I’m Alright, Jack
Alright, it’s time for some more fun with words. Specifically, that one—alright, a word that sets some people’s teeth on edge. Which is why I don’t use it much any more: I use all right for the same reason I avoid split infinitives in formal writing—because alright and split infinitives annoy some people, not because they annoy me.
“Alright,” he insisted, “let’s start.
Now, those who despise it, take heart:
We’re taking this word,
Alright, as you’ve heard,
And tearing it all right apart.”
Hanging out on a website for word-lovers, you inevitably run into people who loathe alright, and I ran into one such today. I won’t name her, because she’s uncannily close to me in most of her attitudes towards usage and grammar, which makes her a fine and upstanding human being. (Also, she uses a pseudonym and I don’t know her real name.) But it was because we agree on so much that I felt free to give her alrightophobia a tweak:
OED has an 1893 listing for alright, which makes the word older than just about everyone who’s ever lived. Time to let go, sez I. There are plenty of times when we don’t want to say that things are all right or all right, but just alright, already. Even if we aren’t all ready.
Undeniable logic, you might say, or at least a nifty bit of wordplay, and if you did I would think you were alright. But my colleague pointed to a passionate condemnation on another page, where she’d said that the essence of her loathing was that
alright = all + right
already ≠ all + ready
In other words, alright does nothing that all right doesn’t.
I responded:
Y’see, I’d say
already ≠ all + ready
alright ≠ all + right
alright = adequate, as in “It was alright—nothing special.” Substitute all right and that doesn’t make sense.
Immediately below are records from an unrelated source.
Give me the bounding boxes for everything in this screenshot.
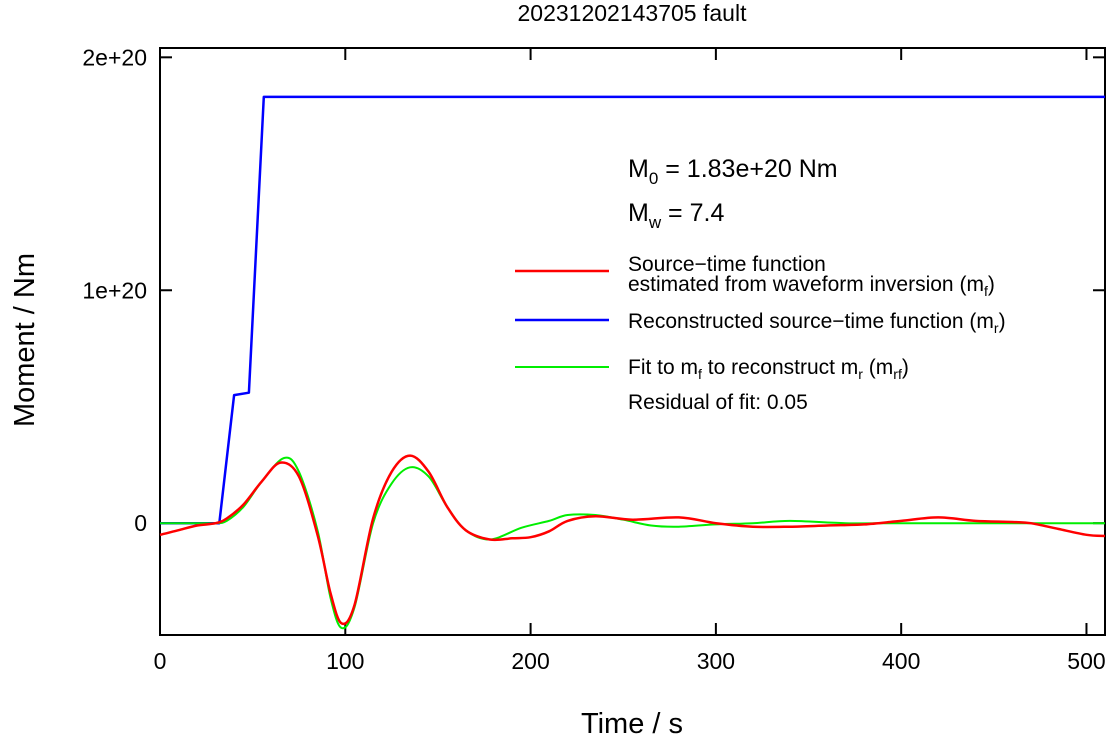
y-tick-label: 2e+20 [82, 44, 147, 70]
chart-title: 20231202143705 fault [518, 0, 748, 26]
m0-subscript: 0 [649, 169, 658, 188]
legend: Source−time function estimated from wave… [515, 253, 1006, 414]
m0-value: = 1.83e+20 Nm [658, 155, 837, 183]
legend-green-p4: ) [902, 356, 909, 379]
x-axis-label: Time / s [581, 708, 683, 737]
legend-green-p1: Fit to m [628, 356, 698, 379]
residual-annotation: Residual of fit: 0.05 [628, 391, 808, 414]
moment-magnitude-annotation: Mw = 7.4 [628, 199, 724, 232]
legend-green-s1: f [698, 366, 702, 382]
legend-label-source-time-function: Source−time function [628, 253, 826, 276]
mw-subscript: w [648, 213, 662, 232]
axis-ticks: 0 100 200 300 400 500 0 1e+20 2e+20 [82, 44, 1105, 674]
legend-label-reconstructed: Reconstructed source−time function (mr) [628, 310, 1006, 336]
legend-label-fit: Fit to mf to reconstruct mr (mrf) [628, 356, 909, 382]
legend-blue-sub: r [994, 320, 999, 336]
x-tick-label: 400 [882, 648, 920, 674]
y-tick-label: 1e+20 [82, 277, 147, 303]
legend-label-waveform-inversion: estimated from waveform inversion (mf) [628, 273, 995, 299]
plot-frame [159, 47, 1106, 636]
mw-symbol: M [628, 199, 649, 227]
x-tick-label: 500 [1067, 648, 1105, 674]
y-tick-label: 0 [134, 510, 147, 536]
legend-green-p3: (m [863, 356, 893, 379]
x-tick-label: 0 [154, 648, 167, 674]
legend-red-main: estimated from waveform inversion (m [628, 273, 984, 296]
series-line-red [159, 454, 1106, 626]
mw-value: = 7.4 [661, 199, 724, 227]
legend-red-end: ) [988, 273, 995, 296]
x-tick-label: 300 [697, 648, 735, 674]
legend-red-sub: f [984, 283, 988, 299]
x-tick-label: 100 [326, 648, 364, 674]
legend-blue-main: Reconstructed source−time function (m [628, 310, 994, 333]
legend-green-s3: rf [893, 366, 902, 382]
seismic-moment-annotation: M0 = 1.83e+20 Nm [628, 155, 838, 188]
legend-green-s2: r [858, 366, 863, 382]
legend-blue-end: ) [999, 310, 1006, 333]
m0-symbol: M [628, 155, 649, 183]
y-axis-label: Moment / Nm [9, 253, 41, 427]
series-layer [159, 95, 1106, 630]
legend-green-p2: to reconstruct m [702, 356, 858, 379]
x-tick-label: 200 [511, 648, 549, 674]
If it was all right—all of it, and as right as could be—why isn’t it special?
alright = yes, as in “We’re done now, alright?” Making a direct equivalent of everything correct stand in for yes is a stretch, but alright is something different.
Essentially:
alright = okay
in its many forms. It’s a British version of that most American of words. So it’s alright by me.
She then took the perfectly reasonable position that this was her pet loathing and she was sticking with it. But I couldn’t resist one last observation—and once I’d made it, couldn’t resist repackaging it here rather than letting it languish in an OEDILF workshop:
The thing I find amusing about the all right vs alright debate is that the obstinate defence of all right by a century of language mavens has given it a stuffy, persnickety air completely at odds with the spirit of the phrase, its laid-back okay-ness. Saying that alright is unacceptably casual is effectively saying it’s more casual than all right, and thus more suitable for describing the casual attitude inherent in the term. The more people fight alright, the more its victory is assured. The irony is delicious.
She had to laugh, even if she still didn’t think it was all right.